He places a rough kiss on my lips, and I force my mouth to numbly kiss him back. When he finishes, he pulls back and looks me in the eye.
“Don’t ever fucking use my name in that,” he says, his tone carrying a warning. “You can write about me fucking you all you want, but don’t ever write my name.”
I nod, fear pulsating through me.
Why does it feel like he knows the truth?
No, I have to be being paranoid again.
But what if I’m not?
What if he knows?
He’ll probably kill me.
20
AVA
My skin burns where the cuffs were put on me, even after they’re removed. I almost had a meltdown when the officer slapped them on me, but I managed to breathe through it, although my inhales and exhales were erratic. The officer looked at me like I was spun out and losing my mind. I loathed it—getting stared at like that, because it’s how I’ve been looked at for most of my life.
It made me question everything, and that feeling of spiraling returned. I just about broke, but I didn’t, and that’s what I’m latching onto as I sit behind these bars. The air is heavy with the foul stench of sweat and booze, even though no one else is in the cell with me. I’m unsure where Camilla is, or if she was even brought to jail. They’d arrested her, but after what she’d told me, I wonder if she was released. This was all pretty much a setup, and now I’m going to have drug possession charges against me, even though I wasn’t in possession of any. I’m waiting to call someone to bail me out, but I’m unsure who to call. Clara? Ellis? Where did Ellis even end up?
And what about everything Camilla told me?

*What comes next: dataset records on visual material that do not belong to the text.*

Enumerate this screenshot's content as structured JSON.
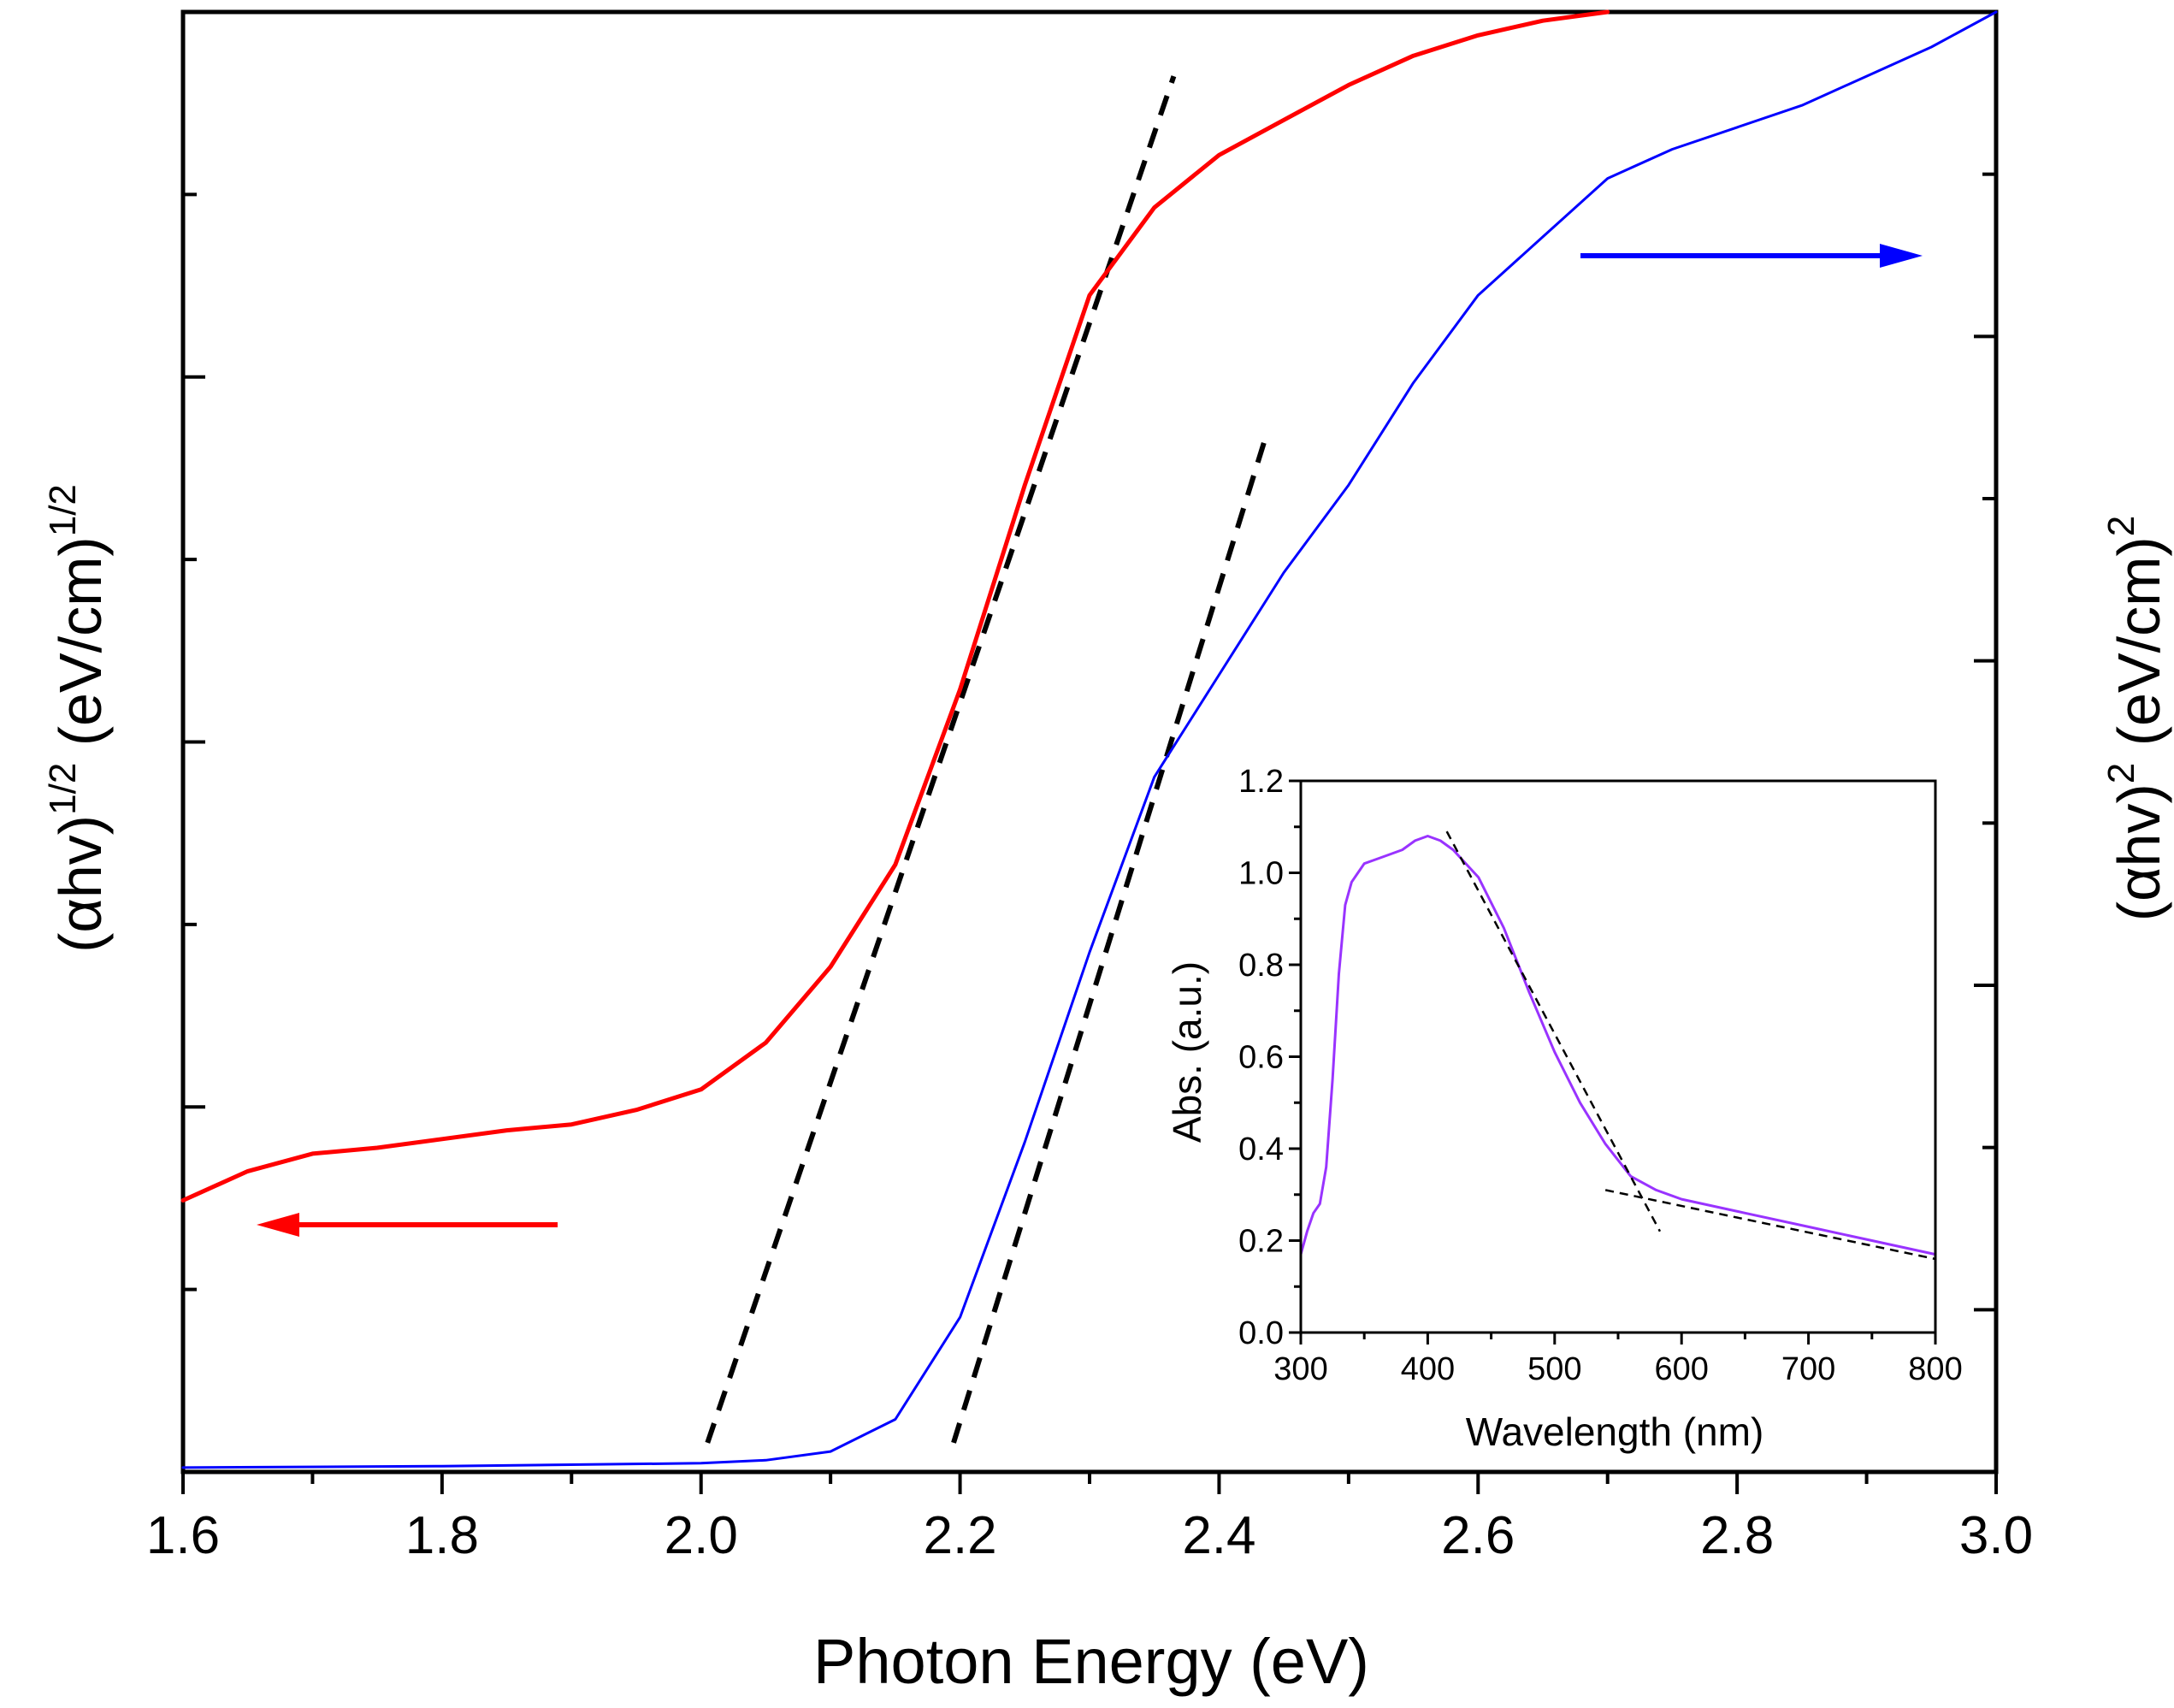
{
  "chart_data": [
    {
      "type": "line",
      "title": "",
      "xlabel": "Photon Energy (eV)",
      "ylabel_left": {
        "base": "(αhv)",
        "sup1": "1/2",
        "rest": " (eV/cm)",
        "sup2": "1/2"
      },
      "ylabel_right": {
        "base": "(αhv)",
        "sup1": "2",
        "rest": " (eV/cm)",
        "sup2": "2"
      },
      "xlim": [
        1.6,
        3.0
      ],
      "xticks": [
        "1.6",
        "1.8",
        "2.0",
        "2.2",
        "2.4",
        "2.6",
        "2.8",
        "3.0"
      ],
      "left_ylim": [
        0,
        1
      ],
      "right_ylim": [
        0,
        1
      ],
      "y_tick_labels": "none",
      "grid": false,
      "series": [
        {
          "axis": "left",
          "color": "#ff0000",
          "x": [
            1.6,
            1.65,
            1.7,
            1.75,
            1.8,
            1.85,
            1.9,
            1.95,
            2.0,
            2.05,
            2.1,
            2.15,
            2.2,
            2.25,
            2.3,
            2.35,
            2.4,
            2.45,
            2.5,
            2.55,
            2.6,
            2.65,
            2.7
          ],
          "y": [
            0.186,
            0.206,
            0.218,
            0.222,
            0.228,
            0.234,
            0.238,
            0.248,
            0.262,
            0.294,
            0.346,
            0.416,
            0.536,
            0.676,
            0.806,
            0.866,
            0.902,
            0.926,
            0.95,
            0.97,
            0.984,
            0.994,
            1.0
          ]
        },
        {
          "axis": "right",
          "color": "#0000ff",
          "x": [
            1.6,
            1.8,
            2.0,
            2.05,
            2.1,
            2.15,
            2.2,
            2.25,
            2.3,
            2.35,
            2.4,
            2.45,
            2.5,
            2.55,
            2.6,
            2.65,
            2.7,
            2.75,
            2.8,
            2.85,
            2.9,
            2.95,
            3.0
          ],
          "y": [
            0.003,
            0.004,
            0.006,
            0.008,
            0.014,
            0.036,
            0.106,
            0.226,
            0.356,
            0.476,
            0.546,
            0.616,
            0.676,
            0.746,
            0.806,
            0.846,
            0.886,
            0.906,
            0.921,
            0.936,
            0.956,
            0.976,
            1.0
          ]
        }
      ],
      "fit_lines": [
        {
          "color": "#000000",
          "x": [
            2.005,
            2.365
          ],
          "y": [
            0.02,
            0.956
          ]
        },
        {
          "color": "#000000",
          "x": [
            2.195,
            2.435
          ],
          "y": [
            0.02,
            0.706
          ]
        }
      ],
      "arrows": [
        {
          "color": "#ff0000",
          "direction": "left",
          "points_to_axis": "left"
        },
        {
          "color": "#0000ff",
          "direction": "right",
          "points_to_axis": "right"
        }
      ]
    },
    {
      "type": "line",
      "title": "",
      "xlabel": "Wavelength (nm)",
      "ylabel": "Abs. (a.u.)",
      "xlim": [
        300,
        800
      ],
      "ylim": [
        0,
        1.2
      ],
      "xticks": [
        "300",
        "400",
        "500",
        "600",
        "700",
        "800"
      ],
      "yticks": [
        "0.0",
        "0.2",
        "0.4",
        "0.6",
        "0.8",
        "1.0",
        "1.2"
      ],
      "grid": false,
      "series": [
        {
          "color": "#9933ff",
          "x": [
            300,
            305,
            310,
            315,
            320,
            325,
            330,
            335,
            340,
            345,
            350,
            360,
            370,
            380,
            390,
            400,
            410,
            420,
            440,
            460,
            480,
            500,
            520,
            540,
            560,
            580,
            600,
            650,
            700,
            750,
            800
          ],
          "y": [
            0.17,
            0.22,
            0.26,
            0.28,
            0.36,
            0.55,
            0.78,
            0.93,
            0.98,
            1.0,
            1.02,
            1.03,
            1.04,
            1.05,
            1.07,
            1.08,
            1.07,
            1.05,
            0.99,
            0.88,
            0.74,
            0.61,
            0.5,
            0.41,
            0.34,
            0.31,
            0.29,
            0.26,
            0.23,
            0.2,
            0.17
          ]
        }
      ],
      "fit_lines": [
        {
          "color": "#000000",
          "x": [
            415,
            583
          ],
          "y": [
            1.09,
            0.22
          ]
        },
        {
          "color": "#000000",
          "x": [
            540,
            800
          ],
          "y": [
            0.31,
            0.16
          ]
        }
      ]
    }
  ]
}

Was it all a façade? The fact that I’m behind bars right now should have me convinced every word she uttered was a razor of lies. However, Isaw her face, and in her eyes, I saw fear, regret, and anger. It was real. And she said it was. She said she found a way to tell me the truth. But why? Why would she do that?
I’m not certain. What I am certain of, though, is that if she was telling the truth, then that means my father dated her, and that he’s part of what happened in the woods.
God, what if that’s true…
My mind wanders back to the day I met Ellis in the café. The waitress working there was a girl I knew from high school. Her name is Tess, and she’d acted as if my father’s death was a good thing.
“Well, I wonder if she’ll be okay with people coming and saying their two cents about what a piece of shit your father was.”
She said those words to me after I’d told her about how my mother was having a memorial for my father. If I get out of here, perhaps I can talk to her about that. Maybe that’ll help me gather more evidence to prove what my father was involved in.
Camilla had used the word "hunted."
Is this group hunting people?
Was my father hunting people?
I run through the branches and trees as they shout my name.
Not they. Trystan. My cousin.
“Ava!” he shouts. “You can’t get away from this. It’s part of you!”
I keep running all the way to my house where my parents are waiting. Neither one of them looked surprised by my frantic state, as if they already expected me to arrive this way.
My stomach churns as I sit on the cold bench with my back against the wall. I try to latch on to every detail of the memories that are filling my mind. These aren’t forgotten memories, though. I’ve always been able to recall how calm my father wasthat day as he sat at the table with his phone in his hand, dazing off in deep thought. I had, and have always, assumed that it was my father being his cold, uncaring self. What if it was deeper than that? Like he knew I was coming because Trystan told him?
Then what? He headed out to the woods, and that’s where he met Camilla?
It could be possible. For days after I escaped the woods, my mother kept me locked in the basement, so I don’t know if my father was home or not.
I lower my head into my hands and massage my temples. I need to get out of here. I need to figure this out before something else awful happens.
Sucking in a breath via my nose, I push to my feet and approach the bars. The Star Meadows police station is small enough that the soft chatter of voices flows from the desk stations and back to the cell. Not that anyone is visible. But I know officers are around. I think I’m being ignored.